The purpose of this project is to implement some machine learning algorithms to try and predict whether a team will run or pass on second down, using the 2015 NFL Play-By-Play dataset. Here is a link to the relevant jupyter notebook.
Before applying any sophisticated techniques, we consider a couple of basic prediction strategies. One such strategy is to simply always choose pass, since teams choose to pass on second down 58% of the time. On the other hand, if it is second and short, teams tend to run more than pass, as the following graphic shows.
This suggests that we can get a decent prediction by choosing run when it is second down with five yards or fewer to go, and pass otherwise. Indeed, this results in a 62.6% accuracy when tested against our dataset. Our goal is to try to beat these simple predictions using machine learning techniques.
First we must prepare our data. It is convenient to limit ourselves to two features for our predictions. By doing this, we may easily visualize our results by plotting them in the xy-plane. We use the sklearn method SelectKBest to choose the best two features from our dataset.
Based on these results, we choose the number of yards to go for a first down, as well as score differential, as the two features we will be using for our predictions. Next we separate our data into two subsets. Namely, we have a training subset consisting of 80% of the data, and a testing subset consisting of the other 20%. Here is a plot of the testing data, with run in red and pass in blue. The first plot represents the actual play calls and the second is our naive prediction.
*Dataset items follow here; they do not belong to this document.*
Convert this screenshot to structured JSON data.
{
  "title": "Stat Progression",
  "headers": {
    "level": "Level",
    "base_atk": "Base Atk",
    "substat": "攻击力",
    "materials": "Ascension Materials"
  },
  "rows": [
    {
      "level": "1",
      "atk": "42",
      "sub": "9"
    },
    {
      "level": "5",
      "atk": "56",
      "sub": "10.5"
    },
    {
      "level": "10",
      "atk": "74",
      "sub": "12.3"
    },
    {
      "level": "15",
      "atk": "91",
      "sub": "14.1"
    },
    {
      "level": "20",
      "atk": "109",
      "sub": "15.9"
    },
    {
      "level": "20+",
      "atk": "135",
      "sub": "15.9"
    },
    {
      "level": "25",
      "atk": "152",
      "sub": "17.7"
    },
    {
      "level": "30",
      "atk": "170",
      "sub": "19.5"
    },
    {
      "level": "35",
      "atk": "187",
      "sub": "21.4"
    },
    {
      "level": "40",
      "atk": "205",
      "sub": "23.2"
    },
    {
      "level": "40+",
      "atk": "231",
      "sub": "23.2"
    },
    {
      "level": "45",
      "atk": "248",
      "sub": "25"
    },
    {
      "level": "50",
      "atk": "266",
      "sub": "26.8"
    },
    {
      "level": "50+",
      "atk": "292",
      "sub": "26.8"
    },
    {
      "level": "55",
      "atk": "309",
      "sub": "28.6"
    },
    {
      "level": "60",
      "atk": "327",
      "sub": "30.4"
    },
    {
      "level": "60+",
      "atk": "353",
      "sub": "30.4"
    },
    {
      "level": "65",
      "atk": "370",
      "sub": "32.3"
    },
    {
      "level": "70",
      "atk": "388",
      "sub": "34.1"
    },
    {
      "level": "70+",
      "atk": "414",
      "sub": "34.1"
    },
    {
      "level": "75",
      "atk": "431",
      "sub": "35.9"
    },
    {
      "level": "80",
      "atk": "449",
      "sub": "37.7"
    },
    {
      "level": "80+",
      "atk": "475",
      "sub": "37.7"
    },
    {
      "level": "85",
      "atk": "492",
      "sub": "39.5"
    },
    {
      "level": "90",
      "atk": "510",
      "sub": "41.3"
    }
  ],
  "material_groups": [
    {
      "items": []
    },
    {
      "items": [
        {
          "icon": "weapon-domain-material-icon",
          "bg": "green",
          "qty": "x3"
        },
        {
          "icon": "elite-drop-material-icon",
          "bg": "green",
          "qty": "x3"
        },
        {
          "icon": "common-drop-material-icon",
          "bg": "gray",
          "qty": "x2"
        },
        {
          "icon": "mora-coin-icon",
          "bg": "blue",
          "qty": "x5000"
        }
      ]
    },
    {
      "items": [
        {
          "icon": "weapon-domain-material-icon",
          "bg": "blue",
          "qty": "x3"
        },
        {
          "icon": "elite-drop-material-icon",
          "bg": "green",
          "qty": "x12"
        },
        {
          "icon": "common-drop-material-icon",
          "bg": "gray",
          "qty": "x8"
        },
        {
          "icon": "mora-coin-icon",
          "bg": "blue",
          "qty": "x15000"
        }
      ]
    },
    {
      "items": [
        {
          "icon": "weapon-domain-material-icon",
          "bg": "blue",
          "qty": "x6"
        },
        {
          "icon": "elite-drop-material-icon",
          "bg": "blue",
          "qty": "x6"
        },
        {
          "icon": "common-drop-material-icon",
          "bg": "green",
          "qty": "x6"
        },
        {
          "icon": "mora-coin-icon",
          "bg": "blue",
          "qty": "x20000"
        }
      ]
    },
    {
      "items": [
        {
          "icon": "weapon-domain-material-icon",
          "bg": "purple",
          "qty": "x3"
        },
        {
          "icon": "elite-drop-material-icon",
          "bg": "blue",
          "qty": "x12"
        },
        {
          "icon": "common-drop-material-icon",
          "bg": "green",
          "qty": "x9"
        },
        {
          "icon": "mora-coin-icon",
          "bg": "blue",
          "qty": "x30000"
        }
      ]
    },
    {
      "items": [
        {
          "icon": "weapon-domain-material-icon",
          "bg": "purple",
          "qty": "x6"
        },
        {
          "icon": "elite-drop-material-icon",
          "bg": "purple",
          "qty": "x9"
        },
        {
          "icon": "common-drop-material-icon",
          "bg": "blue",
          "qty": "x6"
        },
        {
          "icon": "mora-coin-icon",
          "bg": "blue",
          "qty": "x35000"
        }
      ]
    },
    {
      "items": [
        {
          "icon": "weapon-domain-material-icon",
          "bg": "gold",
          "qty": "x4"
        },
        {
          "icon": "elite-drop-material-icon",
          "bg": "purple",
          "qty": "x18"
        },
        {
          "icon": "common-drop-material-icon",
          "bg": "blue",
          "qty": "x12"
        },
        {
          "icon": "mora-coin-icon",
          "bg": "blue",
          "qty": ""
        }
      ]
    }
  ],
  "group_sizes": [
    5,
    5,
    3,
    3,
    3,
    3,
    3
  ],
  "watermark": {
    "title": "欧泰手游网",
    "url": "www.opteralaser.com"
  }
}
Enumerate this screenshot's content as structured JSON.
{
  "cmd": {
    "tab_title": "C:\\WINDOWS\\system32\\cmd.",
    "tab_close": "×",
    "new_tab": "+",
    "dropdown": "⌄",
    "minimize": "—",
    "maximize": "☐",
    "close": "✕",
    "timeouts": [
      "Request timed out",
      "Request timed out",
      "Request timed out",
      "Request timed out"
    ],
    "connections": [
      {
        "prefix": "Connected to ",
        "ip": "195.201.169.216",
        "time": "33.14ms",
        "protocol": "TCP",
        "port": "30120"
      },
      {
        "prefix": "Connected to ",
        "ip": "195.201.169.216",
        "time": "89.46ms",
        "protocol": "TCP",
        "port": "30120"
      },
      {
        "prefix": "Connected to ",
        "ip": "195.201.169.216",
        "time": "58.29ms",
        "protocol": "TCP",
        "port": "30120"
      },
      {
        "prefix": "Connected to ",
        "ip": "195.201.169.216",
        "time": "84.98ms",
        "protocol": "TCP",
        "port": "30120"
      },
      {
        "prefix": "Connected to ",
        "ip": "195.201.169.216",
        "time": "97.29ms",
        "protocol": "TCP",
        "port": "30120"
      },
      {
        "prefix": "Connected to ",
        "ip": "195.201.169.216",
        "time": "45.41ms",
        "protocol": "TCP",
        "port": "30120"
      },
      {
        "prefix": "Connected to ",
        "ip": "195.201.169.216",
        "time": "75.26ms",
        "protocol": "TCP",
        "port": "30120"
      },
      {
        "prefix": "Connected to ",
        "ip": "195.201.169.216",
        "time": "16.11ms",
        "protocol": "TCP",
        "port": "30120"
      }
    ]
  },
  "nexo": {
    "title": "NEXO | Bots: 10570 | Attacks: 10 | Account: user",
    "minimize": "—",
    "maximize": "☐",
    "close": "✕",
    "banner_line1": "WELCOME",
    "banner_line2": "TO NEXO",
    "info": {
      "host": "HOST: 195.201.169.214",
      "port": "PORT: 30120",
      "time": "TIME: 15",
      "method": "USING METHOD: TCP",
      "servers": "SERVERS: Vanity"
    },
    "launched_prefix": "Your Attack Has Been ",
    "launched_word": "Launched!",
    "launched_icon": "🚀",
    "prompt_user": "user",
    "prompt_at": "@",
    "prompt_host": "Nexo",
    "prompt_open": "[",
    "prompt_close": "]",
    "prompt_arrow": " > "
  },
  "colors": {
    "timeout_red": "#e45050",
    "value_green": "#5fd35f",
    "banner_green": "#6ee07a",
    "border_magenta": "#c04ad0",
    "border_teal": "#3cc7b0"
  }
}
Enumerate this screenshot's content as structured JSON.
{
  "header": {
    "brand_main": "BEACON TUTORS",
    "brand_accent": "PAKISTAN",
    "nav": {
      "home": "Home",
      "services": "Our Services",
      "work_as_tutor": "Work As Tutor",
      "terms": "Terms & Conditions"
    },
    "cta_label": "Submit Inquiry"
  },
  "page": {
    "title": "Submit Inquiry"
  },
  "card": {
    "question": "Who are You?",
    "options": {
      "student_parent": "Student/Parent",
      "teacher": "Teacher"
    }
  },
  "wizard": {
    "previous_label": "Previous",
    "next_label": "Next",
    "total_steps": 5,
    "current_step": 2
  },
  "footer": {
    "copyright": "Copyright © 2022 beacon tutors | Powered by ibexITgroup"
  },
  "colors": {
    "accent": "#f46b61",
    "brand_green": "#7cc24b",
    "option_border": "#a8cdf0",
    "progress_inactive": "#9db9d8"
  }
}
Some of the algorithms we will be using work better with our features normalized and standardized. Normalizing will scale the features so they take values between 0 and 1. Standardizing gives the data a standard normal distribution. Here is a plot of the same data we just showed, with the features normalized and standardized.
Now we can start playing with some machine learning algorithms! We’ll start with logistic regression. With sklearn it is as simple as running the following code:
logistic = LogisticRegression() logistic.fit(X_train, y_train) logistic_prediction = logistic.predict(X_test)
We write a function graphPredict to graph the prediction and give the accuracy. Plugging in our logistic regression model results in the following graph:
This results in a 63.6% accuracy on our testing set. We also run the cross_val_score function to find the accuracy on 5 different test/training splits, which when averaged together still results in a 63.6% accuracy. So the prediction obtained by logistic regression seems to be slightly better than the naive prediction.
We run the same procedure using other common classification algorithms, including: k-Nearest Neighbors, Support Vector Machines, Decision Trees, and Random Forests. Here are the resulting graphs and accuracies of these algorithms.
Accuracy on testing set: 64.8%
Average score on 5 splits: 64.9%
Accuracy on testing set: 63.9%
Average score on 5 splits: 64.0%
Accuracy on testing set: 56.1%
Average score on 5 splits: 57.5%
Accuracy on testing set: 61.6%
Average score on 5 splits: 62.5%
In conclusion, a few of these algorithms give us slightly better results than the naive strategy. They can probably be improved by using more features, and by choosing our parameters more carefully. For instance, how many neighbors would give the best result for k-NN? How many estimators should we use for random forests? Should we use a linear or polynomial (and what degree?) kernel for our support vector machine? We will tackle these issues in another post. Our new goal is to come up with a strategy which predicts correctly at least 70% of the time.